И не только барахла. Так, лет десять назад или больше местной достопримечательностью был манекен в противогазе и строительной каске на балконе пятого этажа. Eлена, хозяйка квартиры, охотно рассказала нашему корреспонденту Марии Самаркиной, что принесла его из магазина, где его собирались списать по старости. Поставила на балконе, назвала Джейкобом, а чтобы «не мерз», одела в робу. Противогаз и каску позднее принесли ее друзья — чтобы было интереснее.
Вот так улица Достоевского, как многие другие в нашем городе, является прекрасной иллюстрацией Тюмени многофактурной, современной; лоскутками нашиты дома, впечатления, цифры.
Вот такая улица, как и вся наша жизнь, в которой есть место и черному, и белому, и даже серому, как стена на улице Достоевского.

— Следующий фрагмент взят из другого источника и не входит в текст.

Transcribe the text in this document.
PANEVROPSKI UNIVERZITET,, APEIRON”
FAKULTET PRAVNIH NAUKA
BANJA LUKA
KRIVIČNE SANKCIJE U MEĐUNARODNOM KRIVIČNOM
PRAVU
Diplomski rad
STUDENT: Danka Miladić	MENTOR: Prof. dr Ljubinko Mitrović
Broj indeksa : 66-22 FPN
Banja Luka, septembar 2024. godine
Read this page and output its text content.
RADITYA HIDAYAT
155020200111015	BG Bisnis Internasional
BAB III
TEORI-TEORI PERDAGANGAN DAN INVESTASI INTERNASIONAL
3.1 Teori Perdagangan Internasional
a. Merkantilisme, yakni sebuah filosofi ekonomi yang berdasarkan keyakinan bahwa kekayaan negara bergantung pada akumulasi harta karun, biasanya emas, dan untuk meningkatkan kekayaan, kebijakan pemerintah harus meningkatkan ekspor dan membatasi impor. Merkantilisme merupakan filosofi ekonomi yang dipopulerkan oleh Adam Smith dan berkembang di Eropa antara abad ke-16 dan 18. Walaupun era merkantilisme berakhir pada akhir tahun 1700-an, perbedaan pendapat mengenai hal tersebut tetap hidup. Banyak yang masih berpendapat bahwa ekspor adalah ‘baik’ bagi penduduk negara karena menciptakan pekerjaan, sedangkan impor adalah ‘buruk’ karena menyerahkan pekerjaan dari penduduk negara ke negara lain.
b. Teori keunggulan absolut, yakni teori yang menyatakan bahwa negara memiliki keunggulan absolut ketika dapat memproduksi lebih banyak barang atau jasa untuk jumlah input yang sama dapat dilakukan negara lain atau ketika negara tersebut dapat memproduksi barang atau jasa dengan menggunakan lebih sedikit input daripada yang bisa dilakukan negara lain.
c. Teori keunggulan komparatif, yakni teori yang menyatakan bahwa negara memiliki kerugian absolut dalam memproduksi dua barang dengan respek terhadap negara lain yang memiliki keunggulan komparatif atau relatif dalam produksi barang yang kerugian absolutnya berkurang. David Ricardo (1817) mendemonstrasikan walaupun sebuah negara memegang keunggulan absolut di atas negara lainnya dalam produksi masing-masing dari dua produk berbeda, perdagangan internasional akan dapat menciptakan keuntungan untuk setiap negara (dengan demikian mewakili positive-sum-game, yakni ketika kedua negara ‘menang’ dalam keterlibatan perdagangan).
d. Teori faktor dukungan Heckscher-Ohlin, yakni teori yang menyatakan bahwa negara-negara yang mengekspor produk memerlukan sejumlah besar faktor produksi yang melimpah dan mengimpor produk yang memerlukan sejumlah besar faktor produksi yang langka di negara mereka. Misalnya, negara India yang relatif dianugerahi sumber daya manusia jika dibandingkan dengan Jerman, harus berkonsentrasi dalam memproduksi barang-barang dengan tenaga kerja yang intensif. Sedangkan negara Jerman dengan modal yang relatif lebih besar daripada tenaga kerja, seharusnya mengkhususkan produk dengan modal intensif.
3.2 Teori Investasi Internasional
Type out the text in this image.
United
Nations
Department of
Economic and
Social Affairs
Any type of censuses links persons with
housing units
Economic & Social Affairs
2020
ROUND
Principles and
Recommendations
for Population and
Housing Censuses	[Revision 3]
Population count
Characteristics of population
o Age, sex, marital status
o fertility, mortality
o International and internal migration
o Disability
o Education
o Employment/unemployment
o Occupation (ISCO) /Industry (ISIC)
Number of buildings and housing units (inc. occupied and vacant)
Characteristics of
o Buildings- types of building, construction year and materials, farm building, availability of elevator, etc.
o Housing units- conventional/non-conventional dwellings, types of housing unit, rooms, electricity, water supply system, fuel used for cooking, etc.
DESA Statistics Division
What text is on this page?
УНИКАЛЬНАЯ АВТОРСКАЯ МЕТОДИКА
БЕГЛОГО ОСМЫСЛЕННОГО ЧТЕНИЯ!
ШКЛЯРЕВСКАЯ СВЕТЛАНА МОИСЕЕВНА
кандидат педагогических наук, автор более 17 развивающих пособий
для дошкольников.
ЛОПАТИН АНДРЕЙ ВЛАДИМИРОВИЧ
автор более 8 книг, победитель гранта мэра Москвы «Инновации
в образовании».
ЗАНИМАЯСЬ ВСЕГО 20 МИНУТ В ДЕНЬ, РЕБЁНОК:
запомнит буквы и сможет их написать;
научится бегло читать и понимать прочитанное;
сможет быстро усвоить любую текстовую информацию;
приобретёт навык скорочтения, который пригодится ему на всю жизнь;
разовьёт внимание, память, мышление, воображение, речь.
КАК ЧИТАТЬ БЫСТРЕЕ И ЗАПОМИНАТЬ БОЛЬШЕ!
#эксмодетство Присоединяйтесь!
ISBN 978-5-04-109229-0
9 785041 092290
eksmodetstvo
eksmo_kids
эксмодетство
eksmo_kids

И да, блаженствовать в Тюмени или наскучать Сибирью -решать только вам.
В Тюмени 34 улицы получили имена людей, чьими усилиями развивалась русская и советская литература, или, как говорили в старину, «изящная словесность». Три улицы названы в честь иностранных литераторов: Ф. Шиллера (Германия), Юлиуса Фучика (Чехия) и Тараса Шевченко (Украина), две — в честь татарских писателей и поэтов: Габдуллы Тукая и Мусы Джалиля. Остальным улицам даны названия в честь русских литераторов, в том числе дореволюционных — 26, советских — 8.
Обычно в честь выдающихся писателей в других городах власти называли видные, благоустроенные улицы. В Тюмени — наоборот. Пожалуй, только улицы Максима Горького, Луначарского и Герцена можно назвать благоустроенными, и то по тюменским меркам.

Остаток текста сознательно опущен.